For many weeks I had been toiling, almost night and day, at a famous railroad law case that I won triumphantly but a few days previously. In fact, I had been digging away at the law almost without cessation for many years. One or twice good Doctor Volney, my friend and physician, had warned me.

“If you don’t slacken up, Bellford,” he said, “you’ll go suddenly to pieces. Either your nerves or your brain will give way. Tell me, does a week pass in which you do not read in the papers of a case of aphasia—of some man lost, wandering nameless, with his past and his identity blotted out—and all from that little brain-clot made by overwork or worry?”

“I always thought,” said I, “that the clot in those instances was really to be found on the brains of the newspaper reporters.”

Dr. Volney shook his head.

“The disease exists,” he said. “You need a change or a rest. Court-room, office and home—there is the only route you travel. For recreation you—read law books. Better take warning in time.”

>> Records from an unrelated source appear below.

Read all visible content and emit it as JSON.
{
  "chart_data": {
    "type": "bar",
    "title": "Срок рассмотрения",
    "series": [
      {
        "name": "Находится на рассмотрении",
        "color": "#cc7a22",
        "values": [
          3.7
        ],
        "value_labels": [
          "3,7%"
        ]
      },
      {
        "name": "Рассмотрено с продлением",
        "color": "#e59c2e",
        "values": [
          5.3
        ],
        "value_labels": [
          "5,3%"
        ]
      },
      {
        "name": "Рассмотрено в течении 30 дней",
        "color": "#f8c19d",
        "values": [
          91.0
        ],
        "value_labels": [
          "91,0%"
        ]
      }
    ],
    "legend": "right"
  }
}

“On Thursday nights,” I said defensively, “my wife and I play cribbage. On Sundays she reads to me the weekly letter from her mother. That law books are not a recreation remains yet to be established.”

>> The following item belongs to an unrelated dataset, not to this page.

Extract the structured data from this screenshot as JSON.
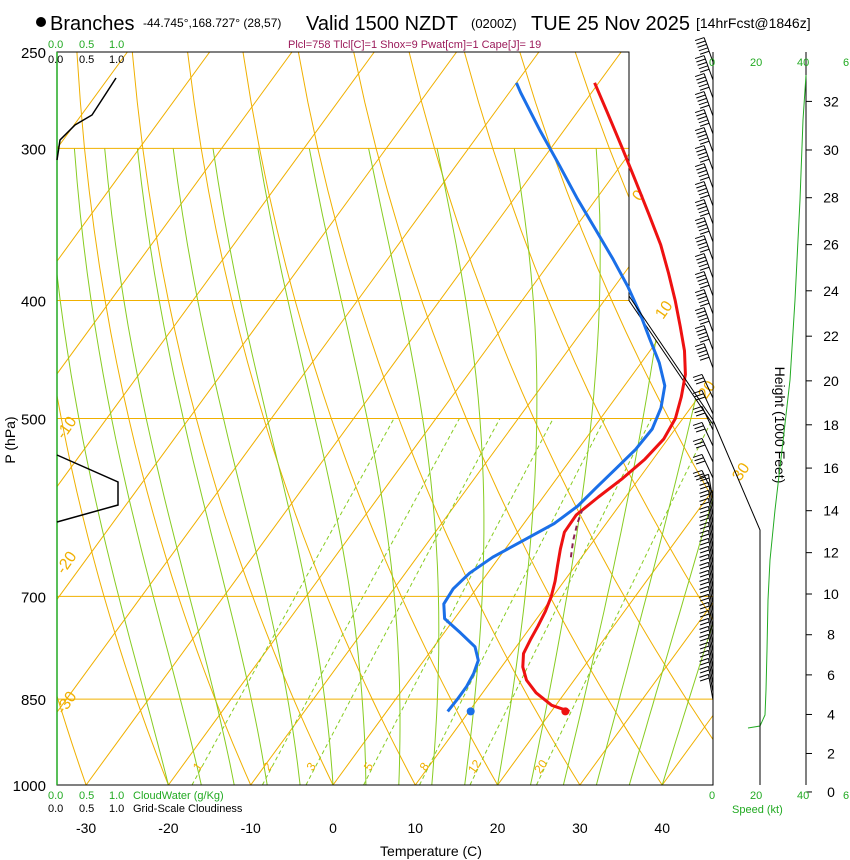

That morning as I walked I was thinking of Doctor Volney’s words. I was feeling as well as I usually did—possibly in better spirits than usual.

I awoke with stiff and cramped muscles from having slept long on the incommodious seat of a day coach. I leaned my head against the seat and tried to think. After a long time I said to myself: “I must have a name of some sort.” I searched my pockets. Not a card; not a letter; not a paper or monogram could I find. But I found in my coat pocket nearly $3,000 in bills of large denomination. “I must be someone, of course,” I repeated to myself, and began again to consider.

The car was well crowded with men, among whom I told myself, there must have been some common interest, for they intermingled freely, and seemed in the best good-humour and spirits. One of them—a stout, spectacled gentleman enveloped in decided odour of cinnamon and aloes—took the vacant half of my seat with a friendly nod, and unfolded a newspaper. In the intervals between his periods of reading we conversed, as travellers will, on current affairs. I found myself able to sustain the conversation on such subjects with credit, at least to my memory. By and by my companion said:

“You are one of us, of course. Fine lot of men the West sends in this time. I’m glad they held the convention in New York; I’ve never been East before. My name’s R. P. Bolder—Bolder & Son, of Hickory Grove, Missouri.”

Though unprepared, I rose to the emergency, as men will when put to it. Now must I hold a christening, and be at once babe, parson and parent. My senses came to the rescue of my slower brain. The insistent odour of drugs from my companion supplied one idea; a glance at his newspaper, where my eye met a conspicuous advertisement, assisted me further.